2 Antworten auf „Kritik / Rezension: Jäger, Hirten, Kritiker – Eine Utopie für die digitale Gesellschaft von Richard David Precht“

  1. Es gibt drei substantielle Formen von Kapitalsteuern:

    Die Vermögensteuer (bewertet das Gesamtvermögen einschl. Immobilien, Wertsachen wie Mobilien und Kapital – auch Patente, Beteiligungen an Unternehmen u.ä. – als gebundene Einheit und erhebt darauf eine Abgabe), die Kapitalertragssteuer (bewertet den Kapitalwert des Rückflusses auf investiertes Kapital an einem Stichtag oder innerhalb eines Zeitraumes) oder die jetzt diskutierte Kapitaltransaktionssteuer, die jede Kapitalbewegung mit einer Abgabe belegt (Zahlungsvorgänge, Anlagen, Kapitalertragszuflüsse, Buchungen)

    Den größten Kontroll- und Verwaltungsaufwand erfordert die Vermögenssteuer, den geringsten die Transaktionssteuer, da sie voll digitalisierbar ist. Selbst Barzahlungen werden sehr kurzfristig wieder im Buchhaltungskreislauf auftauchen.
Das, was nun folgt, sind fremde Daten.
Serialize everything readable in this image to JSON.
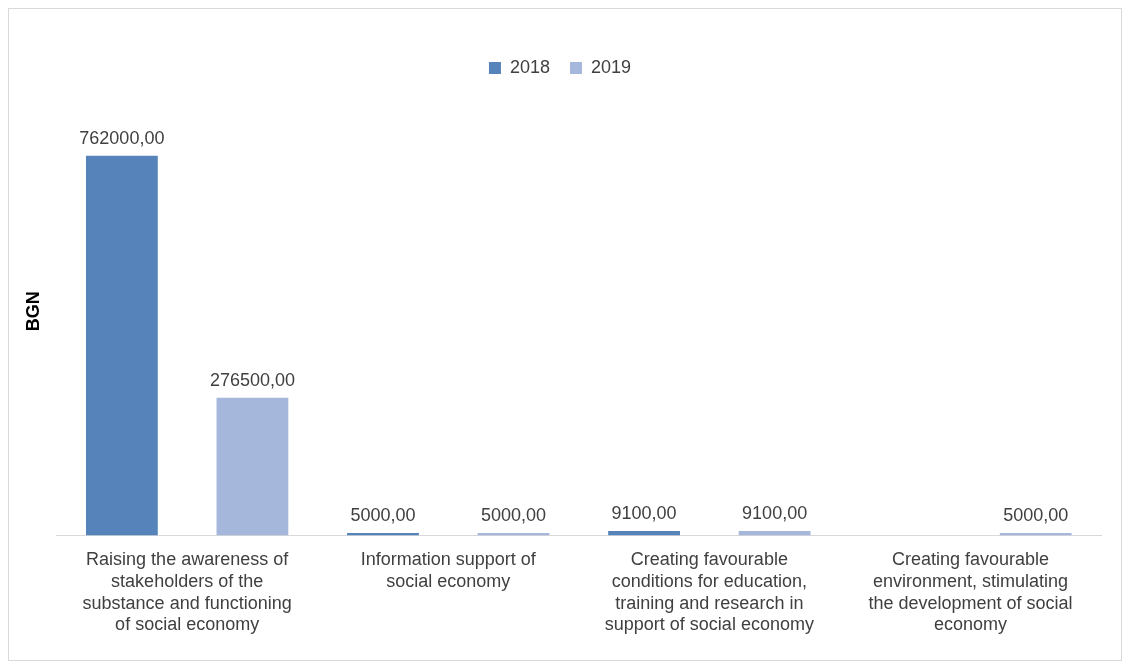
{
  "chart_data": {
    "type": "bar",
    "ylabel": "BGN",
    "categories": [
      "Raising the awareness of stakeholders of the substance and functioning of social economy",
      "Information support of social economy",
      "Creating favourable conditions for education, training and research in support of social economy",
      "Creating favourable environment, stimulating the development of social economy"
    ],
    "series": [
      {
        "name": "2018",
        "color": "#5683b9",
        "values": [
          762000,
          5000,
          9100,
          null
        ],
        "value_labels": [
          "762000,00",
          "5000,00",
          "9100,00",
          null
        ]
      },
      {
        "name": "2019",
        "color": "#a5b8dc",
        "values": [
          276500,
          5000,
          9100,
          5000
        ],
        "value_labels": [
          "276500,00",
          "5000,00",
          "9100,00",
          "5000,00"
        ]
      }
    ],
    "legend": "top",
    "grid": false,
    "tick_labels": "x"
  }
}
    In den Volkswirtschaften der Zukunft (mit in dem Buch geschilderten Ist-Zustand) ist die KTrS die einzig logische Konsequenz, da die gegenwärtig bedeutsamsten Steuern (Einkommen- und Produkt-Steuern) die Ausgaben der Staaten nicht mehr decken können.

    Und dass wir mit rascher Geschwindigkeit auf dem Weg in diesen zukünftigen Ist-Zustand sind, ist offensichtlich.
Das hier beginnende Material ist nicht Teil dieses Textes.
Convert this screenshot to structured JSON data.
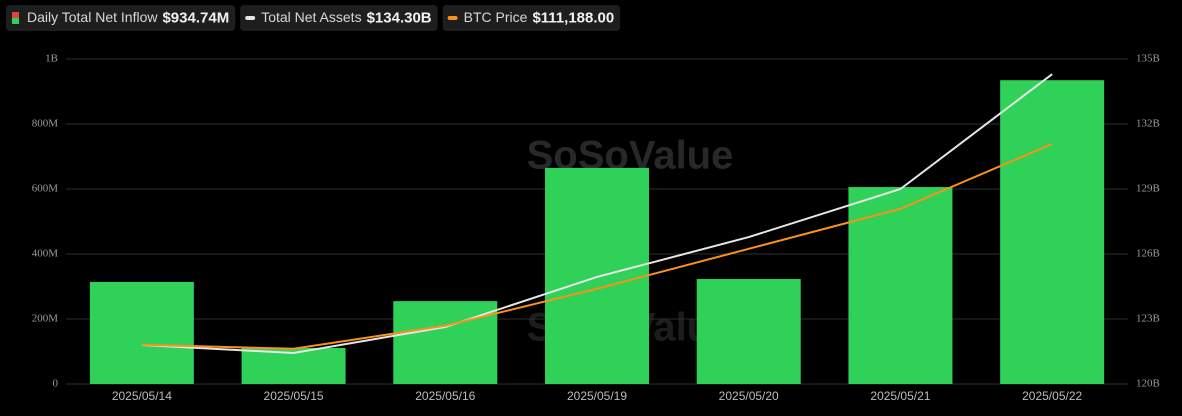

    1. Vielen Dank für deinen Kommentar Uwe!

      Ich kenn mich ehrlich gesagt zu wenig gut mit den volkswirtschaftlichen Zusammenhängen in Bezug auf die von dir angesprochenen Formen der Kapitalsteuer aus.

      Du würdest also sagen, dass eine Finanztransaktionssteuer so gut wie unumgänglich ist und wir früher oder später sowieso eine einführen werden? Gibt es aus deiner Sicht keine Alternative?

      Und ist es denn etwas Neues, dass Staaten ihre Ausgaben nicht mehr decken können?